Dinner ended but the drinking continued. Until that night, I’d avoided the subject of her. I didn’t want to give any more energy to his latest distraction.
But the stagnation of our relationship along with the alcohol had made me reach a tipping point. I needed movement in any direction. I was finally drunk enough to ask the question.
The conversation began and I started my interrogation.
I knew this was my one opportunity to get any form of the truth, so I asked him to start from the beginning.
As he walked to the bathroom he began “So, when we went on our family trip I didn’t communicate with her much.”
He flushed the toilet and finished his thought, “And then once you guys left to go home, and I was alone, I would get fuckin’ drunk and call her.”
I remained silent. I didn’t want to break this rare spell of honesty.
“We discussed different memories that I thought I had that may or not have been true. We talked for the 17 days that you and I were apart. We talked probably every night. And then when I got home is when you realized something was wrong and …”
I interrupted because he was heading into the land of bullshit.
“You’re skipping a whole bunch”
“What? What am I skipping?”
“What happened when you were talking?”
“It started out as reminiscing. She was filling in some gaps for me.”
He walked over to the rum sitting on the kitchen island, dropped more ice into the glass and refilled his to the top then raised it as a sign, asking if I wanted more. I shook my head. I was drunk enough.
He continued.
”She was giving me her perspective on the events that happened between the two of us and I was giving her my perspective on the events that happened between the two of us and, it was just fun. It was like a sort of validation and it was good.”
“Validating what?”
“I went through my life thinking that my love was unrequited and come to find out it wasn’t. She kept letters and pictures and gifts throughout the years, gifts I’d given to her back in 92 or 93 and she kept them through it all.”

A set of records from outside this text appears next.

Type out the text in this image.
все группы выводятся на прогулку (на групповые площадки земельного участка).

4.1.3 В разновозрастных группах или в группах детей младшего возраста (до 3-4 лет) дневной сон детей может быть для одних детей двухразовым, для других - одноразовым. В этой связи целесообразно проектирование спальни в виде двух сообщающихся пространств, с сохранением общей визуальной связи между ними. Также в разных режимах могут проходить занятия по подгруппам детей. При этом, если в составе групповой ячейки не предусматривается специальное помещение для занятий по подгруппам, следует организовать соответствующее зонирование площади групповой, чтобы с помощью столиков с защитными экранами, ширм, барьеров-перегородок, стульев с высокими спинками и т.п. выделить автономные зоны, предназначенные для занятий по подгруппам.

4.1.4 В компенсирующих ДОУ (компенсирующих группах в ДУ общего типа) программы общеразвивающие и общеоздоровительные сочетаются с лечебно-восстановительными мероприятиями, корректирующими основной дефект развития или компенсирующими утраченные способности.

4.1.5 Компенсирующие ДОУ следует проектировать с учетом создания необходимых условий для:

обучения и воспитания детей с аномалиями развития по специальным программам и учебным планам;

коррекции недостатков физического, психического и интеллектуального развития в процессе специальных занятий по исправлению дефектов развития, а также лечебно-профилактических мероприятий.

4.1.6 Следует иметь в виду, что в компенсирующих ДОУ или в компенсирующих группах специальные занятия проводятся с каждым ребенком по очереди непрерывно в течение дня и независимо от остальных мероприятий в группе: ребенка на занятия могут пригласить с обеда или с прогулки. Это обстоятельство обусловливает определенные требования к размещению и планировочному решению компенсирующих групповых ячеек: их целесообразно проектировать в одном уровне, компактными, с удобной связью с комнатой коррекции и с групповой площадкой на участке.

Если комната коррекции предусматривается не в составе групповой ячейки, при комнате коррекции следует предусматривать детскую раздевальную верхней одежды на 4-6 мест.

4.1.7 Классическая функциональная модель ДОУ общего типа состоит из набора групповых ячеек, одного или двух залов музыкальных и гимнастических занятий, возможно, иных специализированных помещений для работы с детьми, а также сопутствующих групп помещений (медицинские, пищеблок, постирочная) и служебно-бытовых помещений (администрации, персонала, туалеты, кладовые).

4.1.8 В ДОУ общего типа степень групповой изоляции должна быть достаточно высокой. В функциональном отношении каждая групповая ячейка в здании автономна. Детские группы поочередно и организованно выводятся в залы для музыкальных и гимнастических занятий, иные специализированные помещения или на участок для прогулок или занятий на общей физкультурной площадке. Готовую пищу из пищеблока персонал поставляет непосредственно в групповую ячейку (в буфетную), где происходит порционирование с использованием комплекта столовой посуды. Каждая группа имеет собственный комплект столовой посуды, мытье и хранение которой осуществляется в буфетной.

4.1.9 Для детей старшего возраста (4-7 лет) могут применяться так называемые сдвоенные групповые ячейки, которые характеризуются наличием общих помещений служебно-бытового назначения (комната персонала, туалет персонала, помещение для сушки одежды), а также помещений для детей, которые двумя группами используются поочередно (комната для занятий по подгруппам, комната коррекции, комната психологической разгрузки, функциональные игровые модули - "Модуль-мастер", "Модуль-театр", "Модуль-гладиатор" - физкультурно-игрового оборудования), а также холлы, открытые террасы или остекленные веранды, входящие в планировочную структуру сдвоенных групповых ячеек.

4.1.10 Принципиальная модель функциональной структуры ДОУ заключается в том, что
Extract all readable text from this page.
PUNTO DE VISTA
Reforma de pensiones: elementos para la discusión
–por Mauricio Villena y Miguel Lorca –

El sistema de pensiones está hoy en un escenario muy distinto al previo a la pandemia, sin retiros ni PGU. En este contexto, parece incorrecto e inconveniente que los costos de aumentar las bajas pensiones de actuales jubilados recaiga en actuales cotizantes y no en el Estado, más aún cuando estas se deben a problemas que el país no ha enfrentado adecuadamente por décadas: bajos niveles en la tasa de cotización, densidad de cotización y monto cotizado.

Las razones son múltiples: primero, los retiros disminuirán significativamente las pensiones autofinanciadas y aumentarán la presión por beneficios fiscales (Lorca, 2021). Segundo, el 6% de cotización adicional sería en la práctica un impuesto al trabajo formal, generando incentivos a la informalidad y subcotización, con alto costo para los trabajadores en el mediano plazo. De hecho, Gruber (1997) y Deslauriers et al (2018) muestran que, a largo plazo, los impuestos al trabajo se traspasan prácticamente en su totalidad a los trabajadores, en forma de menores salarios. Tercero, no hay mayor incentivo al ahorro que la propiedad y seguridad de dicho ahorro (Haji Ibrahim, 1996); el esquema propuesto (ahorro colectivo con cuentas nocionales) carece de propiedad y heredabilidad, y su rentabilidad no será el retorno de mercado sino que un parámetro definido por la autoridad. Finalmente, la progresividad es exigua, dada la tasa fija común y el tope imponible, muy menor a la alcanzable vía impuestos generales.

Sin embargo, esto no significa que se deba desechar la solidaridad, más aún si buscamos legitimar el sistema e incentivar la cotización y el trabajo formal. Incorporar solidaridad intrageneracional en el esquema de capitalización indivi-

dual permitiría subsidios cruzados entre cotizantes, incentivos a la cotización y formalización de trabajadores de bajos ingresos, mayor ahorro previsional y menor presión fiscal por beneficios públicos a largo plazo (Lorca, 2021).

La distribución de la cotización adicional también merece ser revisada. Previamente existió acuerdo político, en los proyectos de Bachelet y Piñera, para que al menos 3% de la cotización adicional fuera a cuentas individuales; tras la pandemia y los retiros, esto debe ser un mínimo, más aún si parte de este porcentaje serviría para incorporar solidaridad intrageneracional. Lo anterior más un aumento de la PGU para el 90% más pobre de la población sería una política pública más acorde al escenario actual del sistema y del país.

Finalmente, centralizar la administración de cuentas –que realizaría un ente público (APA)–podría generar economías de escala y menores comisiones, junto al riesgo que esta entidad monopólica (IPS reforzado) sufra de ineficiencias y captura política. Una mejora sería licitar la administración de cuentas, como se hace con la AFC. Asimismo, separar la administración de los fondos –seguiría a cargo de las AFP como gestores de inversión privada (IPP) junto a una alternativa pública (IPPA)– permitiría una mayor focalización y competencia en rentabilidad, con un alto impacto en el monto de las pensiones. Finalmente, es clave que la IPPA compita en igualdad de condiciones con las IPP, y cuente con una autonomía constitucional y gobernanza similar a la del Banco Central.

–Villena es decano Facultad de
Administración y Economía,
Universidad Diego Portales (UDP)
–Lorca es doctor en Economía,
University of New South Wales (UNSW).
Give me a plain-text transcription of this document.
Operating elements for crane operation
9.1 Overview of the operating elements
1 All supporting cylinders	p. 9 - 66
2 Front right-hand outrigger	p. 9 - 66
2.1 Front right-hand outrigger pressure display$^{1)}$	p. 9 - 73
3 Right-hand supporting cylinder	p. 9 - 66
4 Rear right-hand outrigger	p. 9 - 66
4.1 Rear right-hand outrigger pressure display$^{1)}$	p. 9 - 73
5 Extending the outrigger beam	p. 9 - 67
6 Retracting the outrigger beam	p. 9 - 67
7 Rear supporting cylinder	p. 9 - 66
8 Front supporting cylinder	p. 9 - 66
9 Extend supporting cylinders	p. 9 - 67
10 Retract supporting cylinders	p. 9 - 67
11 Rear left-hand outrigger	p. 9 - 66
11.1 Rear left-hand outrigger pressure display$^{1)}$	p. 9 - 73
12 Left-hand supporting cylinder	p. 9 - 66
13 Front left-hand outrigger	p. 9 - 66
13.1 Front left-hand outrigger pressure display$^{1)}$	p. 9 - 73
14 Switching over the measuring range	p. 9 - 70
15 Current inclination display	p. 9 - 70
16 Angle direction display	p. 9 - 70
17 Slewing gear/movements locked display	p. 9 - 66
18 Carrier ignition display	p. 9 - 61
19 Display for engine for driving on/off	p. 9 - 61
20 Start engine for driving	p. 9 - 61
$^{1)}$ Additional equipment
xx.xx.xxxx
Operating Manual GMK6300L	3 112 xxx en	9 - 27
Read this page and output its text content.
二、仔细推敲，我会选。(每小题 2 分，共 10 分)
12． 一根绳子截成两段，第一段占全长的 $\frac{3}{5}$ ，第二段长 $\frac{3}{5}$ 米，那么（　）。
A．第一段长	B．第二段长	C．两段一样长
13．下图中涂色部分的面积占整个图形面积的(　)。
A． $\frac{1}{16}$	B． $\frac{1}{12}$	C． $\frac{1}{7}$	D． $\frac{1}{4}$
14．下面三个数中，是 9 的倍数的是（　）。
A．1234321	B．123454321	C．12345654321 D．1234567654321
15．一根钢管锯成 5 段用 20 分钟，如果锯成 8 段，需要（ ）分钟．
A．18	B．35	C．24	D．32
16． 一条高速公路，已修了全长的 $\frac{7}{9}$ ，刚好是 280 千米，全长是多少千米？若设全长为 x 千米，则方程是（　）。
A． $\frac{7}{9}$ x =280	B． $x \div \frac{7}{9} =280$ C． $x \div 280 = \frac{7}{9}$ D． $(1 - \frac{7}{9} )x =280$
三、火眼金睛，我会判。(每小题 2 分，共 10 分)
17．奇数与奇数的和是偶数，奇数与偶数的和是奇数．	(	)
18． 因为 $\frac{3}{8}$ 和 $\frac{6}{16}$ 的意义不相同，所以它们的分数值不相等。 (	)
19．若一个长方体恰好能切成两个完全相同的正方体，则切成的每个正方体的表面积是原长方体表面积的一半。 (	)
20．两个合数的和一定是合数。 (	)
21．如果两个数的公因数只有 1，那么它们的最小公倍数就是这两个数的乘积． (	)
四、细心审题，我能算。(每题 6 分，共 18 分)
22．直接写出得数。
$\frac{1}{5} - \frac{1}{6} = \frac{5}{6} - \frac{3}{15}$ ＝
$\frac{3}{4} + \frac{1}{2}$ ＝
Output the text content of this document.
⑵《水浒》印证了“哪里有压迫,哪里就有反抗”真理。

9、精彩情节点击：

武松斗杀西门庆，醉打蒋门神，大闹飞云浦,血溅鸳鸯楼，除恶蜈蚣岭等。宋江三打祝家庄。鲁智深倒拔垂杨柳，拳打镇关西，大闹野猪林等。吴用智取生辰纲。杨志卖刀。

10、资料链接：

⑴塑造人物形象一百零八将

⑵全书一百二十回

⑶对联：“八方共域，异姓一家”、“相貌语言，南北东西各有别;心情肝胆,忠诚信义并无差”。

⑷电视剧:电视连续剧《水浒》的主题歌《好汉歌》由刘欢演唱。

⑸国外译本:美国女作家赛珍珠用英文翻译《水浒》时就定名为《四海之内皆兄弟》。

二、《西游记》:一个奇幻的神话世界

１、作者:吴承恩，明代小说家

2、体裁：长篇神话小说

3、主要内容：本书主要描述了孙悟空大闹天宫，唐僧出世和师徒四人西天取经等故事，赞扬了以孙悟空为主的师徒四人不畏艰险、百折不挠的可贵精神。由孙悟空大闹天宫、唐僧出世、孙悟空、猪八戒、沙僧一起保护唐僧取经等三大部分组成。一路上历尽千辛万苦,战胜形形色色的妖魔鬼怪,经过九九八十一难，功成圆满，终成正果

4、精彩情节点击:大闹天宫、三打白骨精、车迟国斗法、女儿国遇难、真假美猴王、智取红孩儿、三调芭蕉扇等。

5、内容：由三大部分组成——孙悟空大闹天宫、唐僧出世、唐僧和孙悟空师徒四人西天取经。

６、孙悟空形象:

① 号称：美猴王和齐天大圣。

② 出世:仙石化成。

Disbelieving her desperation to keep drug store teddy bears for decades after the end of their relationship, through her entire marriage, toting them around along with the stuffies belonging her two, now grown, boys, I asked,
“She still has them?”
“Uh-huh”
“How do you know that?”
“She told me. She sent me pictures”
“Okay. And that made you feel…?”
With a smile and a sigh he replied, “Right. It made me feel, like, I didn’t need to shut off. Emotionally.”
The fact that he was having this kind of affair was more hurtful than the physical ones I knew about.
I already had salt in the wound, so I rubbed it in and said, “You felt like you needed to continue this emotional journey with her?”
“No. it made me realize that I was not willing to accept you the way you were at that time.”
The comment landed on me like Tyson’s uppercut, but my buzz numbed it enough to allow me to keep pulling on the string, little by little unraveling the safety of the marriage sweater I once wore.
“What about that made you accept it?”
“I don’t know if there was a tangible moment that I could point to but I just …there was this moment where I’m like…I’m not willing to continue on the path that I’m on and … you know, you could blame Gina if you want, but you have to admit, looking back, would you want to be the partner to you at that point?”
And that’s when I realized I’d lost.
To the memory of her. To his 19-year old self.
The reality of a 20-year marriage could never overcome the what-ifs of an unrequited love.
It was that moment I began to accept my defeat and start my Unbecoming.